Opinion
No. 138, Docket 22848.
Argued February 11, 1954.
Decided March 19, 1954.
Jeter S. Ray, Acting Solicitor, Washington, D.C., John A. Hughes, Regional Atty., Henry J. Easton, Atty., U.S. Department of Labor, New York City, Stuart Rothman, Solicitor, Bessie Margolin, Chief of Appellate Litigation, David F. Babson, Jr., Atty., U.S. Department of Labor, Washington, D.C., for plaintiff.
Joseph S. Wohl, Brooklyn, N.Y., (Walter Lubarsky, Brooklyn, N Y, of counsel), for defendant-appellee.
Before CHASE, Chief Judge, and L. HAND and MEDINA, Circuit Judges.
The Administrator of the Wage and Hour Division of the Department of Labor brought this suit under § 17 of the Fair Labor Standards Act, to enjoin the defendant from violating § 15(a)(2) and (3) by failing to pay certain of its employees for overtime and by failing to maintain required records as to wages, hours, and conditions of their employment. The sole question here raised is whether employees who were watchmen hired by the defendant are employees within the meaning of the statute. The complaint as to those watchmen was dismissed on the ground that they were not "employed * * * in a process or occupation necessary to the production" of goods for commerce and the Administrator has appealed.
As amended, 29 U.S.C.A. § 201 et seq.
The appellee, Famous Realty, Inc., is a New York corporation which owns a tract of land in Brooklyn on which there are some 20 buildings and various railroad and shipping facilities.
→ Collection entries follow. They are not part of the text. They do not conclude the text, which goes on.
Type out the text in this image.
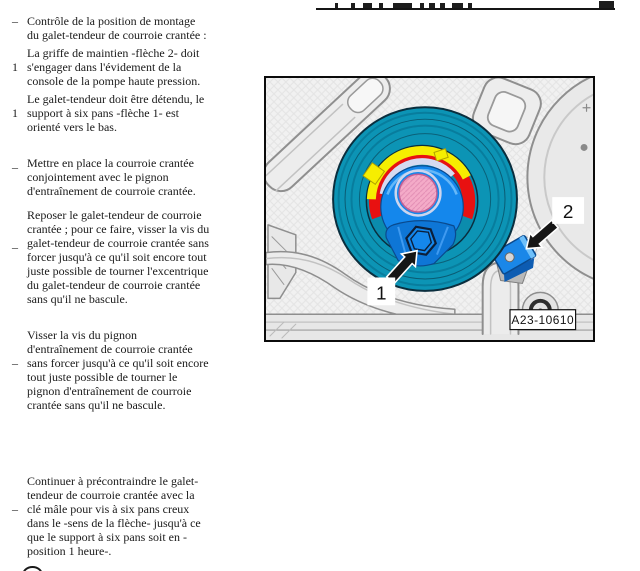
– Contrôle de la position de montage
du galet-tendeur de courroie crantée :
La griffe de maintien -flèche 2- doit
1 s'engager dans l'évidement de la
console de la pompe haute pression.
Le galet-tendeur doit être détendu, le
1 support à six pans -flèche 1- est
orienté vers le bas.
_ Mettre en place la courroie crantée
conjointement avec le pignon
d'entraînement de courroie crantée.
Reposer le galet-tendeur de courroie
crantée ; pour ce faire, visser la vis du
_ galet-tendeur de courroie crantée sans
forcer jusqu'à ce qu'il soit encore tout
juste possible de tourner l'excentrique
du galet-tendeur de courroie crantée
sans qu'il ne bascule.
Visser la vis du pignon
d'entraînement de courroie crantée
– sans forcer jusqu'à ce qu'il soit encore
tout juste possible de tourner le
pignon d'entraînement de courroie
crantée sans qu'il ne bascule.
Continuer à précontraindre le galet-
tendeur de courroie crantée avec la
– clé mâle pour vis à six pans creux
dans le -sens de la flèche- jusqu'à ce
que le support à six pans soit en -
position 1 heure-.
1
2
A23-10610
The buildings and facilities are leased to tenants, so many of whom are engaged in the production of goods for commerce that the buildings are to be treated as used for that purpose. These watchmen are hired and paid by the appellee to look for fires which endanger the buildings and turn in alarms when any such fires are discovered. They do not guard the premises for any other purposes and do not perform any other services in connection with the buildings or the use of them by the tenants. The advantage the appellee gains from their employment is a reduction in the amount it pays for fire insurance on the buildings.
Despite the limited services of these watchmen we cannot agree with the learned judge below that these men are not employees within the Act. What they do serves to safeguard the buildings from damage or destruction by fire and thus to keep them in suitable condition for use in the production of goods for commerce. That puts them fairly within the category of custodial and maintenance employees who have been held to be within the statute. A.B. Kirschbaum Co. v. Walling, 316 U.S. 517, 62 S.Ct. 1116, 86 L.Ed. 1638; Walton v. Southern Package Corp., 320 U.S. 540, 64 S.Ct. 320, 88 L.Ed. 298; Borden Co. v. Borella, 325 U.S. 679, 65 S.Ct. 1223, 89 L.Ed. 1865. These cases do not lay down a flat rule that all such employees come within the scope of the Act, and a determination of whether the employees in a particular instance do often requires the making of rather fine distinctions which depend on the particular facts shown. But here the facts so closely parallel those in Walton v. Southern Package Corp., supra, that we feel bound by that decision.
Walton was engaged as a night watchman at a plant in Mississippi which produced wood veneer for shipment in interstate commerce. His duties were to make hourly rounds of the plant and report any fires or trespassers. Like the watchmen in the present case, he was apparently hired primarily for the purpose of reducing fire insurance premiums payable by the employer. He was held to be within the scope of the Act because his services were a valuable contribution to the production of goods at the plant and were closely tied to the productive process. Nor can the Walton case be distinguished on the ground that that employer was engaged in the production of goods for commerce, while here, not the employer but the employer's tenants, are so engaged. It is the relationship of the service rendered by the employee in respect to the production of goods for commerce rather than the relationship of the business of the employer to that production which is of critical importance. A.B. Kirschbaum Co. v. Walling, 316 U.S. 517, 524, 62 S.Ct. 1116, 86 L.Ed. 1638; Fleming v. Arsenal Building Corp., 2 Cir., 125 F.2d 278; and see Baldwin v. Emigrant Savings Bank, 2 Cir., 150 F.2d 524, 161 A.L.R. 1234, certiorari denied 326 U.S. 767, 66 S.Ct. 171, 90 L.Ed. 462.
Judgment reversed and cause remanded.